We won't see the state's less-populated places, the northern forests and eastern deserts, as places to ransack to support our lifestyles. We'll be recycling timber and aluminum cans, and we'll need fewer clearcuts and desert landfills. Our sewage systems will hook up to biogas power plants, which means less left over for horrendous sludge disposal sites. What solids are left over will be carefully tested for contaminants, then used to fertilize dryland native tree plantations on worn-out farmland in the Central Valley, where growing oaks and sycamores support wildlife as they take carbon dioxide out of the atmosphere.

Despite the state's reduced population, our network of freeways will still be crowded. California's more than 16,000 miles of limited-access highways, with their level surfaces and their abundant sunshine, will be in huge demand as places for community gardens, solar panel shaded parks and patios, and a smattering of retail and restaurants. People who've lived in Los Angeles for a long time will know to avoid the congested 405 through Culver City, where it's nearly impossible to get a good seat for breakfast without a reservation. We'd have to keep one or two lanes open to traffic, of course, because how are we going to get bulk compost to the neighborhood gardens without using solar-charged electric pickup trucks? Just be careful of the skateboarders.
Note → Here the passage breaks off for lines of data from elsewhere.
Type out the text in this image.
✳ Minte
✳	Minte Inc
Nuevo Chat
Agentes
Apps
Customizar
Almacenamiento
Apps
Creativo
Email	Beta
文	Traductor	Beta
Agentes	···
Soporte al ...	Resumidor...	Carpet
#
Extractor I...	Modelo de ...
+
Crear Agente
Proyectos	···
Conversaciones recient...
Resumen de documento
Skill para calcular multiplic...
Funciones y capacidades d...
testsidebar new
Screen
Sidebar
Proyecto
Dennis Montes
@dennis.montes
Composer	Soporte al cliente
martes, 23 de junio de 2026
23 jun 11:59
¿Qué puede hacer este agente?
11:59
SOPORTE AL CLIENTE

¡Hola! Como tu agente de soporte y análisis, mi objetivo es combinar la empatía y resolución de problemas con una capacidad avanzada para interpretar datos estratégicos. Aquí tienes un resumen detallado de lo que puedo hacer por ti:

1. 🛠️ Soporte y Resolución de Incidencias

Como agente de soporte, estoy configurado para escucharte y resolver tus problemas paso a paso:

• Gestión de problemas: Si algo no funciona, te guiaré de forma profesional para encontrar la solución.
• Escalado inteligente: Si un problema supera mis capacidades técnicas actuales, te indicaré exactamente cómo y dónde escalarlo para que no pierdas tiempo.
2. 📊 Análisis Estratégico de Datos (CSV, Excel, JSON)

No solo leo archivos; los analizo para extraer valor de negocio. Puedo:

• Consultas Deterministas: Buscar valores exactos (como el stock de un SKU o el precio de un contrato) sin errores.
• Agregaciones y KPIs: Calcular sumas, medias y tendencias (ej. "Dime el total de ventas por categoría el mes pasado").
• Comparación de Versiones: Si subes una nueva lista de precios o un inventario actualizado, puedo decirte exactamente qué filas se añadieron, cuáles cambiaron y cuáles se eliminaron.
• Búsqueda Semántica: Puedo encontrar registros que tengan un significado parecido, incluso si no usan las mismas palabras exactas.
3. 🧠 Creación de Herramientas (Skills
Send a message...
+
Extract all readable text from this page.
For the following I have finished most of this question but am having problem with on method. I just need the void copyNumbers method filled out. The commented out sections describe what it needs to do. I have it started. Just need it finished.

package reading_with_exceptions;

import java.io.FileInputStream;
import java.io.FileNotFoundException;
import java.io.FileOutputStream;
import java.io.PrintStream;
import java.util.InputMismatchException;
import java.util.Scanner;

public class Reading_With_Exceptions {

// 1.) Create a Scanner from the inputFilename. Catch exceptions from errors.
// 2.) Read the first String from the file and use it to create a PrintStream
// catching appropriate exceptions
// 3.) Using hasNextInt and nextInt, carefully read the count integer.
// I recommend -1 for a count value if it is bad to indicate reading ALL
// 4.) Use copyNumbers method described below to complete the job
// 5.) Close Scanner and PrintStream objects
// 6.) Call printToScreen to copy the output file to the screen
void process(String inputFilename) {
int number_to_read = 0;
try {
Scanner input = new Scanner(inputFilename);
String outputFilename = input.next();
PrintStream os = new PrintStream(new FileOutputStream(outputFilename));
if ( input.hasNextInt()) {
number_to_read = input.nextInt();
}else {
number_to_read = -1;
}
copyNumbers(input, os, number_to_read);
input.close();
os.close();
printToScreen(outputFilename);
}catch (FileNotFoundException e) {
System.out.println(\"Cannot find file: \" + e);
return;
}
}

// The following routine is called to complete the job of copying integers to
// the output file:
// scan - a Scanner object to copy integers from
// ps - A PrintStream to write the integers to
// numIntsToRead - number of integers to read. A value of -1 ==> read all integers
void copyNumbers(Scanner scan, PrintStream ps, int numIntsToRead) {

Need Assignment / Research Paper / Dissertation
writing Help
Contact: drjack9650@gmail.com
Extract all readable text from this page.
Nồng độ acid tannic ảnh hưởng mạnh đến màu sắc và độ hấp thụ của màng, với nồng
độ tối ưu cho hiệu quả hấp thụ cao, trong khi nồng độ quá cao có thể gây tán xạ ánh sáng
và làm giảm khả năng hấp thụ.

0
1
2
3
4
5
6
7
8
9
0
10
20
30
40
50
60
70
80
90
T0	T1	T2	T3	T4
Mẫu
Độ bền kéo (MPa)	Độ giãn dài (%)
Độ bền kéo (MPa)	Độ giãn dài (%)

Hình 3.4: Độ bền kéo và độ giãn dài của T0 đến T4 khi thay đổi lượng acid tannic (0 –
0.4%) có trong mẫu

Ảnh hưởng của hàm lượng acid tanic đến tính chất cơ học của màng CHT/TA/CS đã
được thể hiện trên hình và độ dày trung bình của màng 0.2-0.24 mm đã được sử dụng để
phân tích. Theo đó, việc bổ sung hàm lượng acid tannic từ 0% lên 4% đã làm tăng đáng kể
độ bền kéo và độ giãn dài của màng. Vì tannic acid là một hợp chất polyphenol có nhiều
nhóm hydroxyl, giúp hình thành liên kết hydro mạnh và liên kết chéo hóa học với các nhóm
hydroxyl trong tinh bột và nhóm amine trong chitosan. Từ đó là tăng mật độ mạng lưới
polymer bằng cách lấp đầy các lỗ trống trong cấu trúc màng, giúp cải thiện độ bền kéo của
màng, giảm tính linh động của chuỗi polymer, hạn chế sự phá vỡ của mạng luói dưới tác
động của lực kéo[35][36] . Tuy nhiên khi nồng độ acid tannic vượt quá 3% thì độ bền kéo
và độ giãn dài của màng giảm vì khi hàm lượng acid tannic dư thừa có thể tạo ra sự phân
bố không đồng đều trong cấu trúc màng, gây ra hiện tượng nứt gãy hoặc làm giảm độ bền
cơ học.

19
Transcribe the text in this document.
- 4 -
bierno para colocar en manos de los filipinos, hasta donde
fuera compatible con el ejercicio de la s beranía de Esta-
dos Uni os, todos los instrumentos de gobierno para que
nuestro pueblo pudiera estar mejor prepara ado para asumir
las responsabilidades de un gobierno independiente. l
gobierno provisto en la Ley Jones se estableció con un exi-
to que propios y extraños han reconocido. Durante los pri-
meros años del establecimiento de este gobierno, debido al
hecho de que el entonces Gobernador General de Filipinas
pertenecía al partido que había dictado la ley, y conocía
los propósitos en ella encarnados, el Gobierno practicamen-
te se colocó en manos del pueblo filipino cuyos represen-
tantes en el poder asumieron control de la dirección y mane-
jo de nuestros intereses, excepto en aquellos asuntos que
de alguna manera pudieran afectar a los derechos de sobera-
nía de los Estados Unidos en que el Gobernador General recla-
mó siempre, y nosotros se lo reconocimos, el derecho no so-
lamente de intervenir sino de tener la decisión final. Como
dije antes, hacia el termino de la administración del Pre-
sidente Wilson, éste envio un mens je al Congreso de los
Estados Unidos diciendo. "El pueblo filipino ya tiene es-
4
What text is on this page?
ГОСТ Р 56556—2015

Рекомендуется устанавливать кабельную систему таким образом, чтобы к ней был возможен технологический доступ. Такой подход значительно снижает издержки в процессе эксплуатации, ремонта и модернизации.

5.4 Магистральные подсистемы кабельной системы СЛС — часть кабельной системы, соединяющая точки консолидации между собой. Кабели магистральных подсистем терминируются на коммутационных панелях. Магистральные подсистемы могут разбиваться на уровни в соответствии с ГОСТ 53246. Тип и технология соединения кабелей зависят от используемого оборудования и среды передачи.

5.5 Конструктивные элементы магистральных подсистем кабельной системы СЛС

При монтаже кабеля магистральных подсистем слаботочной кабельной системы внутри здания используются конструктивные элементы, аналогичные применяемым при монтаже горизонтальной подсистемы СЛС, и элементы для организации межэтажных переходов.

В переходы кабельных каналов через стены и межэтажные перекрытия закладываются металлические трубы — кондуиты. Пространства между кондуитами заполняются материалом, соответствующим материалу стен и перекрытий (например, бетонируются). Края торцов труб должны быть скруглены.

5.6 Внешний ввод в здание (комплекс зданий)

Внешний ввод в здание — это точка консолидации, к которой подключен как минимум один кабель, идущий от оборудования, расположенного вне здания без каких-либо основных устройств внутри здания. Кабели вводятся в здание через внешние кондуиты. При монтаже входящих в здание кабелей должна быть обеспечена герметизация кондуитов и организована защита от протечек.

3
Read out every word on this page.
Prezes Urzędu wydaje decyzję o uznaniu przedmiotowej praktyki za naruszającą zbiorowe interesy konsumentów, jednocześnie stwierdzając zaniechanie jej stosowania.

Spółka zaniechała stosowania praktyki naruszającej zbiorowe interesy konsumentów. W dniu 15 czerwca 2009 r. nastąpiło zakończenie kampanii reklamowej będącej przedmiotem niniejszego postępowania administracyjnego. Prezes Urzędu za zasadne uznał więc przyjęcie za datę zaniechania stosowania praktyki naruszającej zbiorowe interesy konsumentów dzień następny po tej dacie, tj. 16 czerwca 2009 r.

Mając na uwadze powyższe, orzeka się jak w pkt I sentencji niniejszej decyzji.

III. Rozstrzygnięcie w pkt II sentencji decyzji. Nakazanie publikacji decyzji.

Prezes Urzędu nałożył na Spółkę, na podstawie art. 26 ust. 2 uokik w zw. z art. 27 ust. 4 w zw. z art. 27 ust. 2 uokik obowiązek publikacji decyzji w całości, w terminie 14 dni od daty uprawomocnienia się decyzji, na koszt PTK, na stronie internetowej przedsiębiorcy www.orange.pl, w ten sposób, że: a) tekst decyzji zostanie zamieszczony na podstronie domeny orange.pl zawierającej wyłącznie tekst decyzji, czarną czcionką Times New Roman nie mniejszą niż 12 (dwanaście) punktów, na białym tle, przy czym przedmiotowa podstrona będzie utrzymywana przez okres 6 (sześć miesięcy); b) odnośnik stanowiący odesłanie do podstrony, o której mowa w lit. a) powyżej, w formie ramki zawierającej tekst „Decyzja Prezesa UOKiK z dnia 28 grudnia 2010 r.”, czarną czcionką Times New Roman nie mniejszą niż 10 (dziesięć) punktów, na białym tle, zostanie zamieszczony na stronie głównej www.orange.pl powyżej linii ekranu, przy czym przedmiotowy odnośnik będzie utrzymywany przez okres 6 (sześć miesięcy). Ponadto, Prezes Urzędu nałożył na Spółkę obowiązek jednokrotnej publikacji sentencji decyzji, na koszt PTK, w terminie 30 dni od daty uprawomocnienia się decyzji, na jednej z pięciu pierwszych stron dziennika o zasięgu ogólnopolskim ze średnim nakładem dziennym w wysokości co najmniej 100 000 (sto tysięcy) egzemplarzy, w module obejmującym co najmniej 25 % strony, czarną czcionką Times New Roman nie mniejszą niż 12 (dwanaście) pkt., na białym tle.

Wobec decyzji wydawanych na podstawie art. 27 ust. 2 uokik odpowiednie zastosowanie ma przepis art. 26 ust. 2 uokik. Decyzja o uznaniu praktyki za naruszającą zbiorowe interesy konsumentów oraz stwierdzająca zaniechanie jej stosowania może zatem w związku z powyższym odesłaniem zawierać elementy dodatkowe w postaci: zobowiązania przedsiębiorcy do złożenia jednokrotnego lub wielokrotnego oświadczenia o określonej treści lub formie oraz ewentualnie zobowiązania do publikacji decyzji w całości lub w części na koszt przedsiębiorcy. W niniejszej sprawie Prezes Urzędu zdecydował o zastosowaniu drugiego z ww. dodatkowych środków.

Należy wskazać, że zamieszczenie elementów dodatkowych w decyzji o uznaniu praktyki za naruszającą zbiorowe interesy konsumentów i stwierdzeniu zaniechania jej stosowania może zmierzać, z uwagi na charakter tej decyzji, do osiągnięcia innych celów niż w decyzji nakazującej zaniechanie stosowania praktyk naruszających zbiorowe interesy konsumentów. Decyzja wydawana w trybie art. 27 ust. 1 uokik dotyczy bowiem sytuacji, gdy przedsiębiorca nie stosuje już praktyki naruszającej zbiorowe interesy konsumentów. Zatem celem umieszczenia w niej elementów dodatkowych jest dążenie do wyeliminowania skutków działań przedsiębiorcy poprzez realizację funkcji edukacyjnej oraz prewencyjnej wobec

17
And with no more exhaust pipes in the neighborhood, the land surrounding freeways will become a lot more desirable as places to live, play, and work.

There will be trouble, as I mentioned up front. We're likely to have lost a significant part of Stockton to floods by 2064. The same goes for valuable real estate along the shore of San Francisco Bay, and ecologically important land alongside a number of other estuaries along the coast. By then, it will be obvious to all that the sea will rise even farther, and the arguments will shift from whether or not climate change is real to which parts of coastal California do we try to preserve. Should we save downtown Long Beach, or help it transform itself into the fish nursery wetlands of 2264? Some places we'll attempt to wall off for the time being, perhaps with concrete rubble from the freeways we decide not to use as garden corridors. Others we'll be working to abandon, to move any crucial infrastructure there to higher ground, and to plant salt marsh plants atop the former parking lots.

The streets that remain will be full of wildlife. Black bears will reinhabit the suburbs, and they may follow the coyotes of 2014 across the Golden Gate Bridge to colonize San Francisco. Deer will become a nuisance, drawn to our precious lettuce patches on the 101, and we will quietly wish the thriving wolf packs roaming the north state from Modoc County to Yosemite would head south to Glendale. There will be a quiet, technically illegal, but thriving trade in locally sourced venison.

Some of the more impatient of us will quietly hatch a plan, and a dozen trucks with dangerous, tranquilized cargo will make the long journey south from Alaska. The trucks will later be found parked in four feet of water in downtown Stockton, the brine long having removed any telltale fingerprints. Four months later the first reports will come in of Sierra Nevada bears larger than usual, brown and shaggy, with shoulders broad enough to fell trees. The authorities will scoff at the rumors. They'll say there's no credible evidence of a return of the grizzly to California. The scientists will debate.

In the Sierra, a mother with cubs will amble through a grove of impossibly large trees to the cache she made a week before: a Roosevelt elk's hindquarters. The largest of her cubs will attempt to scale one of the huge trees, will make it ten feet up before realizing its error. It will bawl in alarm as it tries to figure a way down. The tree was two thousand years old when California first became a state. Its trunk, nearly 25 feet across where the cub hangs on for dear life, is three inches thicker than it was in 2014. There's no reason to think it's won't grow a foot thicker still.

It's hard to imagine a rosier future for California than that.